Railway stations mean a lot to people who frequently travel by train. Those having a fascination for railway journeys view the stations in a way different from the mundanely disposed people. While the former develop a romance of sorts over a railway station, the latter consider the stations as a necessity. To them a railway station is a place which one must reach on time in order to catch the train. In the semi-urban and rural areas, they always look for the logistic facilities properly in place. Those include smart, up-and-doing booking clerks; station masters engrossed in line clearance and train crossing jobs; the station staff promptly ringing the large bell to signal the approach of a train etc. It matters little to them if a station has a concrete platform with rows of Neem trees giving shade to the white cement benches underneath. They hardly look around, while waiting for a train, to spot the new tea-stall which has been opened beside the old one at the end of the platform. Railway stations in Bangladesh, in fact in the whole sub-continent, present more or less this common spectacle.

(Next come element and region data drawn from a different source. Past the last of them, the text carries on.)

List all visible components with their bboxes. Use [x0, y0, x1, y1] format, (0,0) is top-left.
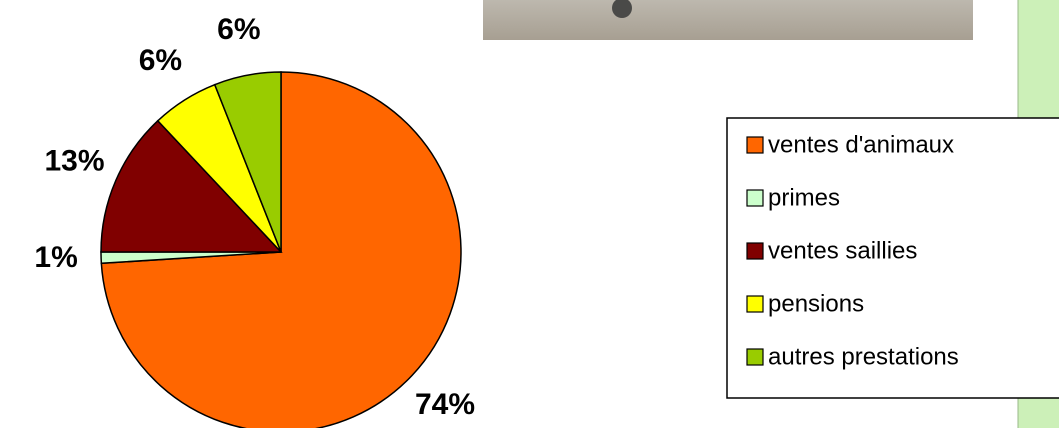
legend-label: autres prestations [768, 343, 959, 370]
legend-label: primes [768, 184, 840, 211]
legend-swatch [747, 137, 763, 153]
data-label: 1% [34, 241, 77, 274]
legend-label: ventes d'animaux [768, 131, 954, 158]
page: ventes d'animaux primes ventes saillies pen… [0, 0, 1059, 428]
legend-label: pensions [768, 290, 864, 317]
pie [101, 72, 461, 428]
data-label: 6% [139, 44, 182, 77]
data-label: 74% [415, 388, 475, 421]
legend-swatch [747, 190, 763, 206]
legend-swatch [747, 296, 763, 312]
data-label: 6% [217, 13, 260, 46]
photo [483, 0, 973, 40]
data-label: 13% [44, 145, 104, 178]
legend-swatch [747, 349, 763, 365]
legend-swatch [747, 243, 763, 259]
legend-label: ventes saillies [768, 237, 917, 264]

With the stations used by both the rail-romantics and the purely business-meaning travellers in view, the railway authorities in Bangladesh nowadays seem to have reached a point of helplessness. They appear to be discovering themselves as being exhausted, with little to offer to the passengers. On this count, many might blame them squarely for disappointing the station-users. It's a paradox that a lot of people are unaware of the latest developments in the country's railway. They have little idea about the trainloads of people travelling places without the basic amenity of stations. To call the Bangladesh Railway a decaying state enterprise is no exaggeration. There are reasons, which are uncannily cogent.

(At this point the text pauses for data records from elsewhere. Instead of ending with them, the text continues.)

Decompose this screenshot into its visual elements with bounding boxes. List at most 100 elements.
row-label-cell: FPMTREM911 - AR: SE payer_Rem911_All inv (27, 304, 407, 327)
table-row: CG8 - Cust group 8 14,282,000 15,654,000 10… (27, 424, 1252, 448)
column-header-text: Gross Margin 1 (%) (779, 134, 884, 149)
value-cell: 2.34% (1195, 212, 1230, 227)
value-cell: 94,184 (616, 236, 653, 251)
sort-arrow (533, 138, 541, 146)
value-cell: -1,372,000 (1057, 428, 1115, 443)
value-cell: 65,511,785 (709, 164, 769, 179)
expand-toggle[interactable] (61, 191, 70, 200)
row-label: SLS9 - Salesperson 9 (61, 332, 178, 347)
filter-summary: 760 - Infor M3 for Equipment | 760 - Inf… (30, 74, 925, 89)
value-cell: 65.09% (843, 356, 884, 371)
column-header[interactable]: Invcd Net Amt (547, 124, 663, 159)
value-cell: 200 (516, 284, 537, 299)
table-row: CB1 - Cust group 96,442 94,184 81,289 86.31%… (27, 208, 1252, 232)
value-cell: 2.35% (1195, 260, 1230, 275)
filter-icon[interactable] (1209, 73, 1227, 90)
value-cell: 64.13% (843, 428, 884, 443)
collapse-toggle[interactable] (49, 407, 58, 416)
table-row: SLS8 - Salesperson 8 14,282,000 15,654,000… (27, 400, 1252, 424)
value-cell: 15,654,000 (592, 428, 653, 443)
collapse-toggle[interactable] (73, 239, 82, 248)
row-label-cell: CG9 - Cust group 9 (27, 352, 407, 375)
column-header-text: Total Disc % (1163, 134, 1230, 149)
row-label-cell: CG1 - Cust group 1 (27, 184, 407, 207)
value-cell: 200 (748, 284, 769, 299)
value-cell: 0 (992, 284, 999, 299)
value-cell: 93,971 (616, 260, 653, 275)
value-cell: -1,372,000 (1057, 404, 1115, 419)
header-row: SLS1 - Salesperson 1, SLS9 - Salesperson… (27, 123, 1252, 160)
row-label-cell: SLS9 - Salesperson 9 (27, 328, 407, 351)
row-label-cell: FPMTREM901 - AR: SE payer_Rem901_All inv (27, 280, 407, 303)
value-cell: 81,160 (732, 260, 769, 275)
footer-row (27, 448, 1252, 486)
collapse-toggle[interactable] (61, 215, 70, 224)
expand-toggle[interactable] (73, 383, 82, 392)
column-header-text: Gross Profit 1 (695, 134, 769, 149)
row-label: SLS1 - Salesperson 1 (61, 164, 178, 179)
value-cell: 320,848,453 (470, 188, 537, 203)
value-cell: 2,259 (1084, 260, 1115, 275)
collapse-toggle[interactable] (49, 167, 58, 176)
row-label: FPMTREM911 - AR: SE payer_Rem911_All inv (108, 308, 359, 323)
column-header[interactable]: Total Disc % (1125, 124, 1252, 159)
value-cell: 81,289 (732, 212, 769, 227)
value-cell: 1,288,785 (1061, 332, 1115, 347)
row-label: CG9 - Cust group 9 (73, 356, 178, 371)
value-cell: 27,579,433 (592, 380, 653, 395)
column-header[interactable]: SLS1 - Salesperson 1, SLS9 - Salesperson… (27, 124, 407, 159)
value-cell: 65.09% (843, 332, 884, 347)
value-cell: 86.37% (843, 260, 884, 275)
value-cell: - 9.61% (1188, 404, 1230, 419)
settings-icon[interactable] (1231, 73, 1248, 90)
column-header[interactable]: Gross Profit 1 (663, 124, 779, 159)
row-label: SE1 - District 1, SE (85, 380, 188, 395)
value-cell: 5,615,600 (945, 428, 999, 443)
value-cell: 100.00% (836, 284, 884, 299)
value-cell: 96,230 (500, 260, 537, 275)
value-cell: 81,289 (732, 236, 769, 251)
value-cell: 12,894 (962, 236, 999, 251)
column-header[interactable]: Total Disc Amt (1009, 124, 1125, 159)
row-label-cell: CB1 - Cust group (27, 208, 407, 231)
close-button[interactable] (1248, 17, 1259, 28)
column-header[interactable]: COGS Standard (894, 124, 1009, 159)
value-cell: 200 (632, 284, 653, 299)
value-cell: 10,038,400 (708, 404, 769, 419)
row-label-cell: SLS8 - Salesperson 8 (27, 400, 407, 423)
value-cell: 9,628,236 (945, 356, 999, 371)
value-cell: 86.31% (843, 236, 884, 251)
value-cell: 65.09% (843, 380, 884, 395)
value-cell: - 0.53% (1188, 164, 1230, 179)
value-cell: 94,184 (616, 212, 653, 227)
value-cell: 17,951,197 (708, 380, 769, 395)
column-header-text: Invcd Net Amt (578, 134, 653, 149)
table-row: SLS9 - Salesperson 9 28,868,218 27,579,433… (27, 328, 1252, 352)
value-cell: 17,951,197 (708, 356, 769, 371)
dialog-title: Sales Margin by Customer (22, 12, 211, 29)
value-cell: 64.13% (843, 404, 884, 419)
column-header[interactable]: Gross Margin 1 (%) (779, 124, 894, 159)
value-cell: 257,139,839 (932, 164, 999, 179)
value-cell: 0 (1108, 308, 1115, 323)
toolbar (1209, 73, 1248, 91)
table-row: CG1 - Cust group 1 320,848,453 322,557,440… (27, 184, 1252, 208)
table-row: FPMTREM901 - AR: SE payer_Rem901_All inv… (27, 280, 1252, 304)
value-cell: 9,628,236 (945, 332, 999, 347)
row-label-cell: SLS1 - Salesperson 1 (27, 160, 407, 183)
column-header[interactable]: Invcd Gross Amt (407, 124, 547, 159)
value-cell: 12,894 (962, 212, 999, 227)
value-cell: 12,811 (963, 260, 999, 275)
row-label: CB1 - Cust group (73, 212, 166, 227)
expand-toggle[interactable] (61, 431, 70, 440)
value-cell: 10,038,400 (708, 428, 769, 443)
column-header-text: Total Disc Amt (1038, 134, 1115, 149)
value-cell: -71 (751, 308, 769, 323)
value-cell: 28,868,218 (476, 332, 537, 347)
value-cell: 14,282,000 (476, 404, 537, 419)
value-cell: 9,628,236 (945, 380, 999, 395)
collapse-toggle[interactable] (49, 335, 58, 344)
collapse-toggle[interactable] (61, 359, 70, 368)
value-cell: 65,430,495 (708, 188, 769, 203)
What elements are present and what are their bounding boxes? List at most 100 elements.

That only 80 out of the 162 long closed railway stations could be opened in the country in two years is a grim portrayal of the sector. Swinging into action by a directive from the Prime Minister in 2016, the Bangladesh Railway (BR) put in the best of its efforts to reopen the stations declared closed by it. In the last two years, the rail authorities could meet only half of their target, being highly unsure of their capability to open the remaining stations. Their unequivocal blame falls on the severe manpower shortage which has been besetting the railway sector since the mid-1990s. It was around this time when a monumentally critical 'golden handshake' programme was put into effect. A vast segment of the railway employees availed of the apparently lucrative option, leading, invariably, to the creation of an ever-gaping vacancy.

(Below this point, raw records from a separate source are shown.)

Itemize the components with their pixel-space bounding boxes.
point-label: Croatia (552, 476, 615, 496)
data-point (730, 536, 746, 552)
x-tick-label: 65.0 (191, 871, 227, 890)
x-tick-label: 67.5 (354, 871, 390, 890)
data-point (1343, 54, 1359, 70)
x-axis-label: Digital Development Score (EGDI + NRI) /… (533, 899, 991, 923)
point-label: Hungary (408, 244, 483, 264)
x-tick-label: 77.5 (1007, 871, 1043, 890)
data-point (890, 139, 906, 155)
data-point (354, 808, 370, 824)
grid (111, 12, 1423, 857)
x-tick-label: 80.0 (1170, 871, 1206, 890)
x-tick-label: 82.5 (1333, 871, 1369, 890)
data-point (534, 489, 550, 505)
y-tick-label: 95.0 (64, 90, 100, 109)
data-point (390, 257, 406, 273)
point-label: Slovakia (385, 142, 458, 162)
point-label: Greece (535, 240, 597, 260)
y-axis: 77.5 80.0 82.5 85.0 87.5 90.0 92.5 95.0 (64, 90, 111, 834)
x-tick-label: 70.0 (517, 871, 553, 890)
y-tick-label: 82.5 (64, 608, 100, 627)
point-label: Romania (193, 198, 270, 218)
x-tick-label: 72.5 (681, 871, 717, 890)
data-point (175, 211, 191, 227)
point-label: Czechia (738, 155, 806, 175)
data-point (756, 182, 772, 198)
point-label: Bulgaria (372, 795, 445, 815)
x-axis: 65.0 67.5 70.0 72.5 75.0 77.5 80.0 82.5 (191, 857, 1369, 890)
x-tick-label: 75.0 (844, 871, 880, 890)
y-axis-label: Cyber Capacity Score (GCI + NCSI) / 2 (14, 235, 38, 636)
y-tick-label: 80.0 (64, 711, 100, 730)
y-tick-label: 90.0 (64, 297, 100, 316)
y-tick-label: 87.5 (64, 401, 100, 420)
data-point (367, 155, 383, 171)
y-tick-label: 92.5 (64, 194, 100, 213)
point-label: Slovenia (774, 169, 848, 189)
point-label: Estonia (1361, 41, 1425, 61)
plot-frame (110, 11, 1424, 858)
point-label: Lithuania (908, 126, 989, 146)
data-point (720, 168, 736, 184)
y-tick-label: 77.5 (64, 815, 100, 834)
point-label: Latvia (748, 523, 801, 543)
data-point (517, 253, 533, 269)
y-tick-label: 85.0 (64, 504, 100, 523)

With 9,000 vital mid- and low-level posts lying unstaffed presently at 455 stations, the BR appears to have long been in the soup. The sector being stuck in a virtual void, reportedly with no firm policy support and guideline, is a stark fact. It's no trivial inconvenience. It, in fact, continues to assume the proportions of a great challenge. Thus the recent reopening of the closed stations threatens to emerge against a gloomier backdrop. With no word-mincing, the BR concludes: many of the reopened stations may have to be closed down again. Stations have been renovated. But who will man them? No convincing answer appears forthcoming. As a desperate solution, some more new and vital stations across the country are set to face closure.
The railway, one of the two popular and less expensive modes of communication after waterways, has been serving the people for over one and half centuries. It is unacceptable that many once-lively stations now wear a dreary look.